大月みやこさん 落第生と気づかされた「女の港」の出合い
今日も気持ちよく歌えたし、いい曲だなと思えるだけで十分……。そんな私が変わったのが今のスタッフと「女の港」との出合いです。そこまで20年かかりましたね。
スタッフが言うわけです。「僕たちが大月みやこを一生懸命つくっているのに自分だけいい気持ちになっていたらダメ。曲を聴く人に届けてくれないと困る」。上がってきた「女の港」は星野哲郎作詞、船村徹作曲。レコーディングで初めてお目にかかったら、おふたりとも「もっと聴く人に届くように歌ってほしい」とスタッフと同じことをおっしゃる。プロフェッショナルとしては10人聴いてくれたら7人に感動を届けないといけない。そう思いました。ああ、私はそんなこともわからず、落第生だったんだわとちょっと悩みました。
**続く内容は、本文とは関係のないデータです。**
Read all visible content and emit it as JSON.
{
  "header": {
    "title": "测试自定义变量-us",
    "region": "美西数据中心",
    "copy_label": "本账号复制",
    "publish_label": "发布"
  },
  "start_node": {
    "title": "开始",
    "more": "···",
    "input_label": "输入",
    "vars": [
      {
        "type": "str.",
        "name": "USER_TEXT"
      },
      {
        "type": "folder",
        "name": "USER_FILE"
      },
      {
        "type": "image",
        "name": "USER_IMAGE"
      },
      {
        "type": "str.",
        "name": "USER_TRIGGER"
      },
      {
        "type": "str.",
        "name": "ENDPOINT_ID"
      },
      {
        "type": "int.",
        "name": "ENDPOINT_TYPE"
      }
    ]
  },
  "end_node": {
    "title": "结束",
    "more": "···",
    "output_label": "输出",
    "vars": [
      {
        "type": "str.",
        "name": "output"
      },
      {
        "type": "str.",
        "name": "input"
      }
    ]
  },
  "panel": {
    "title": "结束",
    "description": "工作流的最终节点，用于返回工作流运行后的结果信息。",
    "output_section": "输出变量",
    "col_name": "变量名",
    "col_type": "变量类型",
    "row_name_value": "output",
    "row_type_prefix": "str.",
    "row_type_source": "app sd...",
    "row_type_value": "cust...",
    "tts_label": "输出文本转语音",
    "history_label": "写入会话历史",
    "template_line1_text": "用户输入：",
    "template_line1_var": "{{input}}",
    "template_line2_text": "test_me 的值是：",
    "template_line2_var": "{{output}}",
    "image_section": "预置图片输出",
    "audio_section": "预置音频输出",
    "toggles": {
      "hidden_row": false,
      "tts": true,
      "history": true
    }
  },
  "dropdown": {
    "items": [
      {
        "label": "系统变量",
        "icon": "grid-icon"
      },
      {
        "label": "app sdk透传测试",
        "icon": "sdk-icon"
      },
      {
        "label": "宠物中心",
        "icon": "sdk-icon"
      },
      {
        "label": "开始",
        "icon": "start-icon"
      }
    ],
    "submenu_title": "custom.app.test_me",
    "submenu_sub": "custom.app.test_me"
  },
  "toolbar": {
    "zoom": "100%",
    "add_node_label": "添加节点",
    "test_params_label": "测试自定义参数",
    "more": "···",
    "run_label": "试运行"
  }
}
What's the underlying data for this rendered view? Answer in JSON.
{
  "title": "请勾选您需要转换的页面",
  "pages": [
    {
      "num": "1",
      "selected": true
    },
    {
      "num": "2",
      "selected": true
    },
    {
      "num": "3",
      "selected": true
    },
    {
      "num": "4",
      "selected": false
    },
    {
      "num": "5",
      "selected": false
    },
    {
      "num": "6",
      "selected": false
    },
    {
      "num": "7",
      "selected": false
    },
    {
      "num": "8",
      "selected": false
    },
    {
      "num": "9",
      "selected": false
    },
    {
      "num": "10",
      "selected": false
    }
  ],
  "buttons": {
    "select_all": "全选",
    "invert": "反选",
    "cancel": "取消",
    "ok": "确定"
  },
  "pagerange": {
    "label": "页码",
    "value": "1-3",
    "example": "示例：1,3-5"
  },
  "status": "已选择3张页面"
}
遅かりし、ですよね。
ショックだったのは体調がよくて、いい気分で最高にいい声が出たかなと思った時に「今日、調子悪い?」と真逆のことを言われた時ですね。それで「女の港」を境にそれまでとは歌の作り方を変えました。わからないようにナチュラルに。
私は音楽賞にも縁がなかったんですよ。「女の港」は83年発売。スタッフが「この曲は絶対にアピールする」という自信があって、発売後1年8カ月は新曲を用意しなかった。30万枚のヒットになって紅白に出場したのが86年。発売から1年以上すぎていたので、レコ大の資格はありませんでした。